GAA Confidential
- Author: Darragh McManus
- Language: English
- Subject: Sport
- Publisher: Hodder Headline Ireland
- Publication date: April 2007
- Publication place: Ireland
- Media type: Print (Paperback)
- ISBN: 0-340-93808-0

= GAA Confidential =

2007 book by Darragh McManus

GAA Confidential (Everything you never knew you wanted to know about Gaelic games) is a humorous sports book by Darragh McManus, an Irish journalist and author. It was published by Hodder Headline Ireland in April 2007.

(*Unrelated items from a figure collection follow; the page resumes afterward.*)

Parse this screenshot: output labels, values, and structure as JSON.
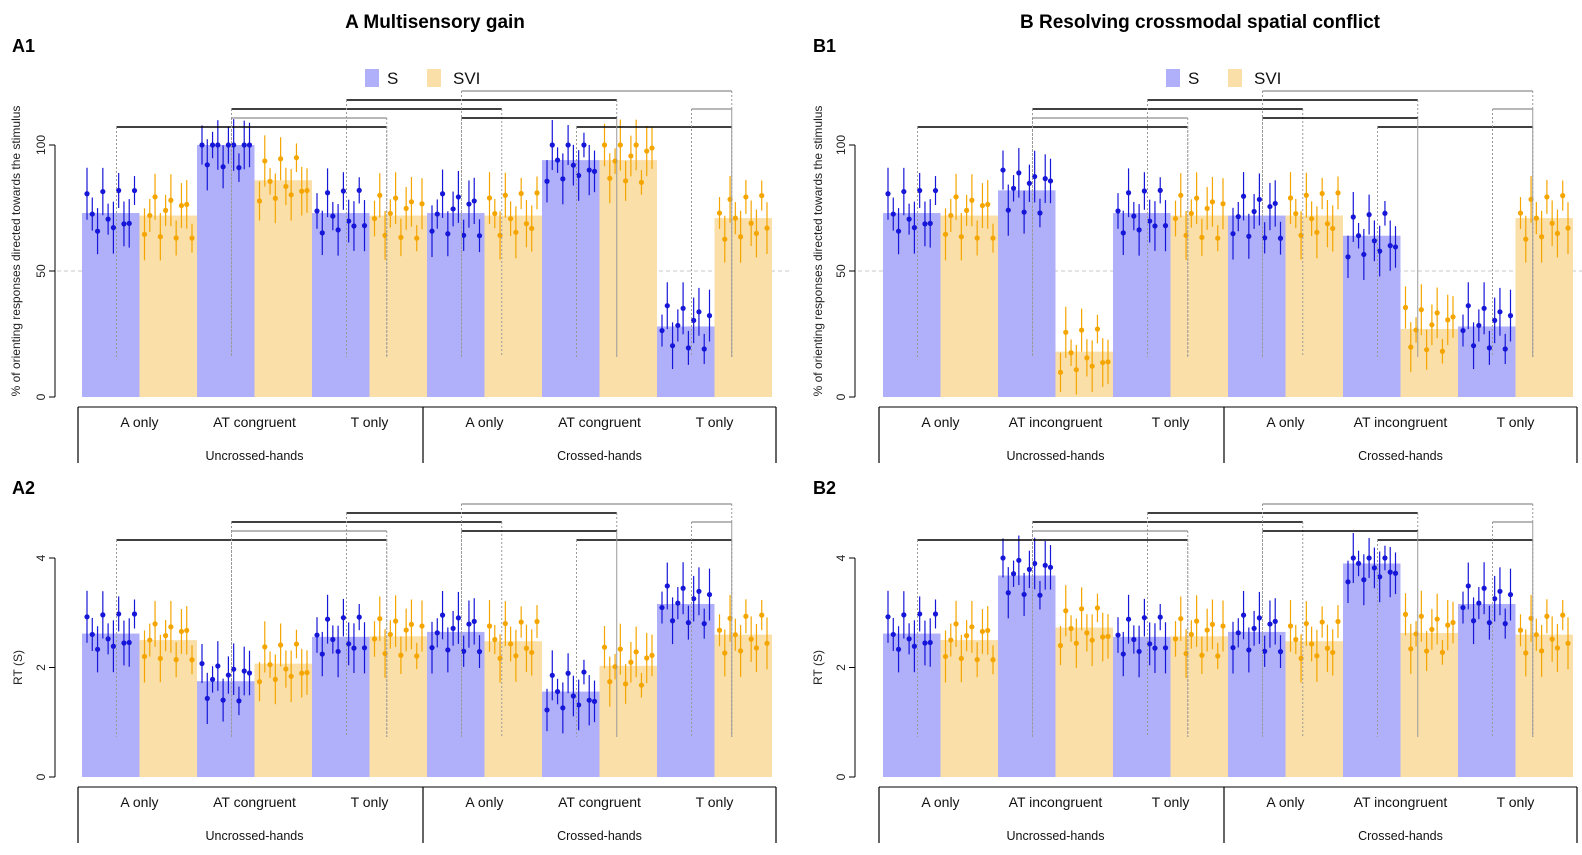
{
  "colors": {
    "S": "#b0b0fa",
    "SVI": "#fadfa8",
    "S_point": "#1616d8",
    "SVI_point": "#f5a500",
    "axis": "#000000",
    "bracket": "#000000",
    "bracket_grey": "#a0a0a0",
    "refline": "#c8c8c8"
  },
  "headings": {
    "A": "A Multisensory gain",
    "B": "B Resolving crossmodal spatial conflict"
  },
  "legend": {
    "S": "S",
    "SVI": "SVI"
  },
  "axis_titles": {
    "pct": "% of orienting responses directed towards the stimulus",
    "rt": "RT (S)"
  },
  "group_labels": [
    "Uncrossed-hands",
    "Crossed-hands"
  ],
  "chart_data": [
    {
      "id": "A1",
      "panel_label": "A1",
      "type": "bar",
      "categories": [
        "A only",
        "AT congruent",
        "T only",
        "A only",
        "AT congruent",
        "T only"
      ],
      "groups": [
        "Uncrossed-hands",
        "Crossed-hands"
      ],
      "ylabel": "% of orienting responses directed towards the stimulus",
      "ylim": [
        0,
        100
      ],
      "yticks": [
        "0",
        "50",
        "100"
      ],
      "reference_line": 50,
      "legend": "top-center",
      "series": [
        {
          "name": "S",
          "values": [
            73,
            100,
            73,
            73,
            94,
            28
          ]
        },
        {
          "name": "SVI",
          "values": [
            72,
            86,
            72,
            72,
            94,
            71
          ]
        }
      ]
    },
    {
      "id": "A2",
      "panel_label": "A2",
      "type": "bar",
      "categories": [
        "A only",
        "AT congruent",
        "T only",
        "A only",
        "AT congruent",
        "T only"
      ],
      "groups": [
        "Uncrossed-hands",
        "Crossed-hands"
      ],
      "ylabel": "RT (S)",
      "ylim": [
        0,
        4
      ],
      "yticks": [
        "0",
        "2",
        "4"
      ],
      "series": [
        {
          "name": "S",
          "values": [
            2.62,
            1.75,
            2.56,
            2.65,
            1.56,
            3.16
          ]
        },
        {
          "name": "SVI",
          "values": [
            2.5,
            2.07,
            2.57,
            2.48,
            2.03,
            2.6
          ]
        }
      ]
    },
    {
      "id": "B1",
      "panel_label": "B1",
      "type": "bar",
      "categories": [
        "A only",
        "AT incongruent",
        "T only",
        "A only",
        "AT incongruent",
        "T only"
      ],
      "groups": [
        "Uncrossed-hands",
        "Crossed-hands"
      ],
      "ylabel": "% of orienting responses directed towards the stimulus",
      "ylim": [
        0,
        100
      ],
      "yticks": [
        "0",
        "50",
        "100"
      ],
      "reference_line": 50,
      "legend": "top-center",
      "series": [
        {
          "name": "S",
          "values": [
            73,
            82,
            73,
            72,
            64,
            28
          ]
        },
        {
          "name": "SVI",
          "values": [
            72,
            18,
            72,
            72,
            27,
            71
          ]
        }
      ]
    },
    {
      "id": "B2",
      "panel_label": "B2",
      "type": "bar",
      "categories": [
        "A only",
        "AT incongruent",
        "T only",
        "A only",
        "AT incongruent",
        "T only"
      ],
      "groups": [
        "Uncrossed-hands",
        "Crossed-hands"
      ],
      "ylabel": "RT (S)",
      "ylim": [
        0,
        4
      ],
      "yticks": [
        "0",
        "2",
        "4"
      ],
      "series": [
        {
          "name": "S",
          "values": [
            2.62,
            3.68,
            2.56,
            2.65,
            3.9,
            3.16
          ]
        },
        {
          "name": "SVI",
          "values": [
            2.5,
            2.73,
            2.57,
            2.48,
            2.63,
            2.6
          ]
        }
      ]
    }
  ]
}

The book takes a broad look at the Gaelic Athletic Association, and attendant Irish culture, and is divided into sections: The Introduction, The History, The Set-up, The Games, The Competitions, The Fans, The Media, The Arts & Culture, The Look, and The Other Stuff That Wouldn't Fit Anywhere Else.

GAA Confidential received generally favourable reviews on publication, including: “Perhaps the funniest, most cultured book ever written about our national sports” (Irish Independent); “Hilarious…an eclectic collection of anecdotes by an immensely talented writer” (Sunday Independent); “Flip, smart, ironic and breezy…by turns a miscellany, polemic, social history and work of satire” (Sunday Business Post); “A book that every GAA fan should have…read it” (www.anfearrua.ie); "Guaranteed to raise a smile” (Sunday Tribune). It was nominated for the 2007 William Hill Irish Sportsbook of the Year award.

Darragh McManus currently writes freelance for the Irish Independent and The Guardian.